I think attitudes to shared money is also a good indicator. Someone who won't let you pay in a restaurant may seem gallant, but they might also be being controlling. Do they respect your wish to pay an equal share? If they borrow money off you, do they pay it back or do they feel entitled to your money? Do they make you feel mean if you don't want to spend a lot on something he likes, or criticize you when you buy something for yourself?
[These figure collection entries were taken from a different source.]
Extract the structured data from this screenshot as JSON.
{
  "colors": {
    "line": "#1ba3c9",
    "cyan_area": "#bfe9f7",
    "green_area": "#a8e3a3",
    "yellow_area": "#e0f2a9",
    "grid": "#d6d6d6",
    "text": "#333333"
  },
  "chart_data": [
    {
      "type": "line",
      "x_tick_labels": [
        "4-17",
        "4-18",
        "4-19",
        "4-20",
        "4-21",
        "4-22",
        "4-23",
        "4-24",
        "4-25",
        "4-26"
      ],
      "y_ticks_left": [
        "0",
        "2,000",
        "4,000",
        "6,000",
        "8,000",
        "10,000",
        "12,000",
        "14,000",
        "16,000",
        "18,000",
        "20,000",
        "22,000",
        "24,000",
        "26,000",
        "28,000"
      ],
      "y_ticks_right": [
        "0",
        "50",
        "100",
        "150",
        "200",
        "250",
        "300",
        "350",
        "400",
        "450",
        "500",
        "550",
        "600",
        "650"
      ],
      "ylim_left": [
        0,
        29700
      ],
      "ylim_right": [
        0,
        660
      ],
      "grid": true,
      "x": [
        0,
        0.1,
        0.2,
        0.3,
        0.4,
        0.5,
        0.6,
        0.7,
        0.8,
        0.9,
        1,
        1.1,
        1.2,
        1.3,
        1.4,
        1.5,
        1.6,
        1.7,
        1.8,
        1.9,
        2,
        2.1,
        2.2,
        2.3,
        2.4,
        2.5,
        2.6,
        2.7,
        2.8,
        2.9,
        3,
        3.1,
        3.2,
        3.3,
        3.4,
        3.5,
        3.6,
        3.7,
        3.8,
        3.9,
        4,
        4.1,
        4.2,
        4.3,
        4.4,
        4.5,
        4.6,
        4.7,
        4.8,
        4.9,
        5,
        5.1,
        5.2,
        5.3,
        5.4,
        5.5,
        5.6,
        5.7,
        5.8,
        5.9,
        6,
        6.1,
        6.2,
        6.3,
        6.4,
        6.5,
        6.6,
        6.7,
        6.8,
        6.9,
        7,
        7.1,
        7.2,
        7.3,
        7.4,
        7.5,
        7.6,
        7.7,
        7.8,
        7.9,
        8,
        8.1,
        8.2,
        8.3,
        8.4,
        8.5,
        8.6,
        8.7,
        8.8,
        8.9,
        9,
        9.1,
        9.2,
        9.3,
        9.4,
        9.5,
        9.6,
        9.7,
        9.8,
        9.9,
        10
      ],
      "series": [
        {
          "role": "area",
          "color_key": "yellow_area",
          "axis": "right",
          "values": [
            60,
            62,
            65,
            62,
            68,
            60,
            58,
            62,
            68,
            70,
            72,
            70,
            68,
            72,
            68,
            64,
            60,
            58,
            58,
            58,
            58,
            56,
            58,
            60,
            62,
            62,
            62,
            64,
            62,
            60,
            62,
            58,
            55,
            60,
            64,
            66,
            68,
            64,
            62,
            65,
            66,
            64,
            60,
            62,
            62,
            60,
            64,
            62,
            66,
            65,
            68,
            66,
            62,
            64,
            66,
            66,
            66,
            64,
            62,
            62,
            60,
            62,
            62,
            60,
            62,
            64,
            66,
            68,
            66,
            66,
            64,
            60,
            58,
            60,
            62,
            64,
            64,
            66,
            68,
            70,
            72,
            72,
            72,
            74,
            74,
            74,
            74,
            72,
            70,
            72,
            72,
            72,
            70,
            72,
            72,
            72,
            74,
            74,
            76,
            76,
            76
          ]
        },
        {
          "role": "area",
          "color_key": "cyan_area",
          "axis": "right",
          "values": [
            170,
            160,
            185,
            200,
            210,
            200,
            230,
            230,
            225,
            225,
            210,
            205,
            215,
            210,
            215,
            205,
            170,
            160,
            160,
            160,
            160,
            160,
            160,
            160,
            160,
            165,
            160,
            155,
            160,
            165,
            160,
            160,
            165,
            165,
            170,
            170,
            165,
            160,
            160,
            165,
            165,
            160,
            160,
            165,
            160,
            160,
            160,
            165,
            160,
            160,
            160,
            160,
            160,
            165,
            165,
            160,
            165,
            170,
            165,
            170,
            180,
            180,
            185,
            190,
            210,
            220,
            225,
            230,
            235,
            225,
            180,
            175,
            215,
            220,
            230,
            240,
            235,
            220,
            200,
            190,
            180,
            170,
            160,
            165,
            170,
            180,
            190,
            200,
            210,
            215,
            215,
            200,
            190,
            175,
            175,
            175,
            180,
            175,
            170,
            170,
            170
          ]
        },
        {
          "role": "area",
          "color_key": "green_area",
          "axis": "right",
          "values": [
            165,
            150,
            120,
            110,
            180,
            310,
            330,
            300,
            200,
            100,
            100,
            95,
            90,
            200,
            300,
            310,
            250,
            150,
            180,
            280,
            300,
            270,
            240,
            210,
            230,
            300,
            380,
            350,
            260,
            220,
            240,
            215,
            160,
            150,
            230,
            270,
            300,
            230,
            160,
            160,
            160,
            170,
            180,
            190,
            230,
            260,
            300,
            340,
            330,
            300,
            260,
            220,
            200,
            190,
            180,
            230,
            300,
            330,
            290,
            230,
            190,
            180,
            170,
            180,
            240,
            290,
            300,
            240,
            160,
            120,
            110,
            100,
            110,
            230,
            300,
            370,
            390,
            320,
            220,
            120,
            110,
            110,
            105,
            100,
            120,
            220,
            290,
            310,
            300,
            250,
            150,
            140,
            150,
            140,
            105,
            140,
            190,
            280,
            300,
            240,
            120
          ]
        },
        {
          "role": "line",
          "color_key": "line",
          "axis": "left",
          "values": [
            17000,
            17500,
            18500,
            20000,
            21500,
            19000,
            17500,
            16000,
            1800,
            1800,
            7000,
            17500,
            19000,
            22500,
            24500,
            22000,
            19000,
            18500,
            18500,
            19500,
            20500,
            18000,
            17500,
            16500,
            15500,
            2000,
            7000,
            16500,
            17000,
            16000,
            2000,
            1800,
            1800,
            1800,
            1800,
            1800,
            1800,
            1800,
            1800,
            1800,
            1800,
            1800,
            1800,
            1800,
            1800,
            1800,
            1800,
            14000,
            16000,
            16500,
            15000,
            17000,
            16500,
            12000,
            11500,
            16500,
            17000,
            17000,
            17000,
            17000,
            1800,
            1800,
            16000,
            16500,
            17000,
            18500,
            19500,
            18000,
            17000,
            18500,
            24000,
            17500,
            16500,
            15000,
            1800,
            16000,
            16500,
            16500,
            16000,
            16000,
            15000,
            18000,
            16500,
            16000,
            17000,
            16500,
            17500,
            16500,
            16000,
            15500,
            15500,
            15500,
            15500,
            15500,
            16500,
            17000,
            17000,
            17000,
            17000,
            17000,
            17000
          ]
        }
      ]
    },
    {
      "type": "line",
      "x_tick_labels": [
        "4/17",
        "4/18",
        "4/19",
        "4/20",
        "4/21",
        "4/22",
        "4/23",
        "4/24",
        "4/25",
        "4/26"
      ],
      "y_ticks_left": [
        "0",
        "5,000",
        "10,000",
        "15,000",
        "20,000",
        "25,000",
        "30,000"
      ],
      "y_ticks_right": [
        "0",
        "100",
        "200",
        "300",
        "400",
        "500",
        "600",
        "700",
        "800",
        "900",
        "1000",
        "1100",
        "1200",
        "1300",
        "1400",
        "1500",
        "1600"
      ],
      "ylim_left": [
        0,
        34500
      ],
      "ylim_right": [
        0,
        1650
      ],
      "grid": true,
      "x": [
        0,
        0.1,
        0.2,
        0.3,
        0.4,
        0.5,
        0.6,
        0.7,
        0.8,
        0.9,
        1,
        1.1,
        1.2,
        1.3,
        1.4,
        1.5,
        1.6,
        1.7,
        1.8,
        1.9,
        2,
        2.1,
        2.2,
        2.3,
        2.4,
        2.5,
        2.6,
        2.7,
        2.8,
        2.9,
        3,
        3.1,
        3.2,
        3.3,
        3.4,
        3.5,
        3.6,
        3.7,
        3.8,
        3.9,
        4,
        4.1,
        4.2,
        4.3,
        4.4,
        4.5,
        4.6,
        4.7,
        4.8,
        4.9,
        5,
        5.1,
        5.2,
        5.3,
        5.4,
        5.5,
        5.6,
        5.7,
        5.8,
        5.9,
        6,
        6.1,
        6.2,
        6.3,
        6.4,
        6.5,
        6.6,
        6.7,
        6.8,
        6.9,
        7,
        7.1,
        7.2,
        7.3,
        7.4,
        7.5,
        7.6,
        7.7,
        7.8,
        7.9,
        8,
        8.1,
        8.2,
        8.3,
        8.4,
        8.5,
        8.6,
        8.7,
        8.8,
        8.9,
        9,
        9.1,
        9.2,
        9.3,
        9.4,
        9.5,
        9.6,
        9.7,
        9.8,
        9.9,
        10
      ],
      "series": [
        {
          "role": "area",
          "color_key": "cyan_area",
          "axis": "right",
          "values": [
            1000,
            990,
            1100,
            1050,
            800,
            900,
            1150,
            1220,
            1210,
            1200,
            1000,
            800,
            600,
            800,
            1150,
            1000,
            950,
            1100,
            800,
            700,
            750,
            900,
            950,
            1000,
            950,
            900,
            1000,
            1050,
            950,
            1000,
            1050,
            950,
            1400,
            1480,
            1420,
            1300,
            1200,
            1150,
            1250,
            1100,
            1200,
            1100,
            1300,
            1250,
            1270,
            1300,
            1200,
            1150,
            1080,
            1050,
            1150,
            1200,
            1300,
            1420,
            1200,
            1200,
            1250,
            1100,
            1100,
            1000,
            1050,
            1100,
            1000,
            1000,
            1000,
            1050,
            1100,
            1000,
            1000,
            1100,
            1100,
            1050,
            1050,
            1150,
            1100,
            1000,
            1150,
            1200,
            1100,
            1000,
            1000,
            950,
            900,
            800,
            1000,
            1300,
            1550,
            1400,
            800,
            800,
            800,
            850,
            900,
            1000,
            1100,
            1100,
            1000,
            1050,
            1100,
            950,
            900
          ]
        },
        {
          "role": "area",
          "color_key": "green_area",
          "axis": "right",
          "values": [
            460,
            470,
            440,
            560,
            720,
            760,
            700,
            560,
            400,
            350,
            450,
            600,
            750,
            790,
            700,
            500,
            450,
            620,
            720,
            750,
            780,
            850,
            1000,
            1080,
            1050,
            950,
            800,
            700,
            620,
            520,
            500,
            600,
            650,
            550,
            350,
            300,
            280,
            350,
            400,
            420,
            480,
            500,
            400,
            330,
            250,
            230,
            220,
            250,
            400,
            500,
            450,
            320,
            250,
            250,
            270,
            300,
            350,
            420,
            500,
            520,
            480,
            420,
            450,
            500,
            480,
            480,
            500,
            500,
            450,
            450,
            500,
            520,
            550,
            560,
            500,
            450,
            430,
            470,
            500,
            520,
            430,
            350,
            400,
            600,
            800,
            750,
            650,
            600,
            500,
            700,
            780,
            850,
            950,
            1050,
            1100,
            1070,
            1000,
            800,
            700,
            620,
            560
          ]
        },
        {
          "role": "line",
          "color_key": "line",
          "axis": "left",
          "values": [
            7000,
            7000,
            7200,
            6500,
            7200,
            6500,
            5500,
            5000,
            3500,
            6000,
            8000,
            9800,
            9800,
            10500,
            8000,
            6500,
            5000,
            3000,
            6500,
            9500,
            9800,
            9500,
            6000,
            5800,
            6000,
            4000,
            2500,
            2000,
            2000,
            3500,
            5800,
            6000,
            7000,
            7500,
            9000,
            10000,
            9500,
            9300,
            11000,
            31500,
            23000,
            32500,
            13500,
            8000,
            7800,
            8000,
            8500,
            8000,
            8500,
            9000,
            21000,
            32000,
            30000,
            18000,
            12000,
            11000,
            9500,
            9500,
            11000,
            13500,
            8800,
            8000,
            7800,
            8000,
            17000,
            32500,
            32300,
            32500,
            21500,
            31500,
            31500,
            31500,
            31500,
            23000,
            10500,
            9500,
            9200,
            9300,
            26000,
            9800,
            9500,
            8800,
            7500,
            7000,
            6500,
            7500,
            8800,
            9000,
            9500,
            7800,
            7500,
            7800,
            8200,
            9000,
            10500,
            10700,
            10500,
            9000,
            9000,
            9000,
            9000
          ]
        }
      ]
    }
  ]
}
DeckSwabber · 02/01/2013 15:55

Sorry to hear that summerinthesun.

garlicbaubles · 02/01/2013 16:04

Oh, summer, what a pain :(

Wishing you all the cool detachment you can muster, to accept the help without feeling enmeshed. It's difficult at the best of times, let alone with a newborn, so please don't blame yourself when you wibble! Hope your birth goes well and smoothly. xx

Kernowgal · 02/01/2013 16:10

Mine shouted at me completely unnecessarily and very nastily a couple of months in. I was staying with him for the weekend and I broke down afterwards, and he was very reassuring, saying he didn't mean it etc.

In hindsight it was a great big red flag but I didn't know it then. If a partner behaved like that towards me now, I'd end it there and then, because I'd know where it was leading. I wouldn't shout at someone like that, so why should I accept it from someone else?